Bull's eye revisited

Some warbloggers are curiously quiet amid the fallout of the Israeli strike in Gaza, which is being questioned by many Israelis. That’s probably because these warbloggers are intelligent enough to see a line being crossed, and if they can’t say anything good about it, choose not to say anything at all. Cowardly, perhaps, hypocritical, perhaps, but understandable.

But you can depend on the Wall Street Journal’s James Taranto to defend the indefensible:

We suppose the White House has to distance itself from Israeli military action for diplomatic reasons, but if Americans knew Osama bin Laden was hiding in a particular house in Afghanistan or Pakistan, would we let him go rather than risk killing civilians?

That’s just a perverse argument, because the “risk” of killing civilians when you hit a city block with a missile is, of course, a 100% certainty. I wonder: if Osama Bin Laden were hiding out in the apartment next to James Taranto’s, and the US decides to take him out with a missile rather than let him go, would Mr. Taranto mind?

A better question to ask would have been, if Sharon had known that Salah Shehada was hiding out in a city block full of Israelis, would he have made the same decision? In other words, is a Palestinian 3-year old’s life worth less than an Israeli 3-year old’s? To Sharon, I have no doubt it is, even if he is not fully capable of articulating this to himself.

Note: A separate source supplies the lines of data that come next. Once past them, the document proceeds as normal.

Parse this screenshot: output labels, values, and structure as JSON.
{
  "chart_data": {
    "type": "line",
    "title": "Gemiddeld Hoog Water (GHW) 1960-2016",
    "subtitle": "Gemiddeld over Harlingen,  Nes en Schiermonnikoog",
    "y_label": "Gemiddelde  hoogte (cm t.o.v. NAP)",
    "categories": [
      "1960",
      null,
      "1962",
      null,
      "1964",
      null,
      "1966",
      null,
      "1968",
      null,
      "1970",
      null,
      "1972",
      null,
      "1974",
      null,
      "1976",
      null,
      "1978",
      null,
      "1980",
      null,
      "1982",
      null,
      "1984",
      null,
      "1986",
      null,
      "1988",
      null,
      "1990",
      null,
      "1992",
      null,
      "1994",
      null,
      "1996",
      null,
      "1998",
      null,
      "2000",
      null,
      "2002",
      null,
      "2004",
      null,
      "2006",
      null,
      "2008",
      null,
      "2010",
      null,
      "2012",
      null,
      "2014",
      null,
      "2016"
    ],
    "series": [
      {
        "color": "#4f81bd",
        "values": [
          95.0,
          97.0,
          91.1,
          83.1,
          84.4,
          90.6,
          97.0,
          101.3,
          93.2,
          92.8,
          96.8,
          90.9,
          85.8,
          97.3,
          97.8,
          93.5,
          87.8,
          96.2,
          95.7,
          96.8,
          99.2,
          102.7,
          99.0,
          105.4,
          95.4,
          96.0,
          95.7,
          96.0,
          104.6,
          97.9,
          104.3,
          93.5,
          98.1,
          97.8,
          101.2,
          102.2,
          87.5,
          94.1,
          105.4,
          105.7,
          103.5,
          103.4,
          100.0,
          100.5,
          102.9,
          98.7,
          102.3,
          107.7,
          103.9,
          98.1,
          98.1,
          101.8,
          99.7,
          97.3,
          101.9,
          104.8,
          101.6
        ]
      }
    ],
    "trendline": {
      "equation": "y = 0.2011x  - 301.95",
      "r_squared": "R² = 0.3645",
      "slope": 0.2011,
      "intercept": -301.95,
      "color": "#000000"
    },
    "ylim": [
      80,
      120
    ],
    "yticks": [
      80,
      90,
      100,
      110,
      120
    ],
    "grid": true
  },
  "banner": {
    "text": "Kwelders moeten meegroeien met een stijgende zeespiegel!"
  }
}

News reports raise an even more damning possibility: That the decision was made because Palestinian terror groups were on the verge of declaring an end to suicide attacks. To Sharon and his fellow hawks, this was the last chance to hit their number one enemy, before he became legitimized in the eyes of the US and EU by a political process, just like Arafat. And, their thinking went, if taking him out causes these groups to rescind their gesture of normalization, that’s just fine; they prefer fighting their adversary over negotiating. No wonder Sharon called the strikes a “great success”. The civilians? They were an afterthought. It may yet turn out to be Sharon’s political suicide.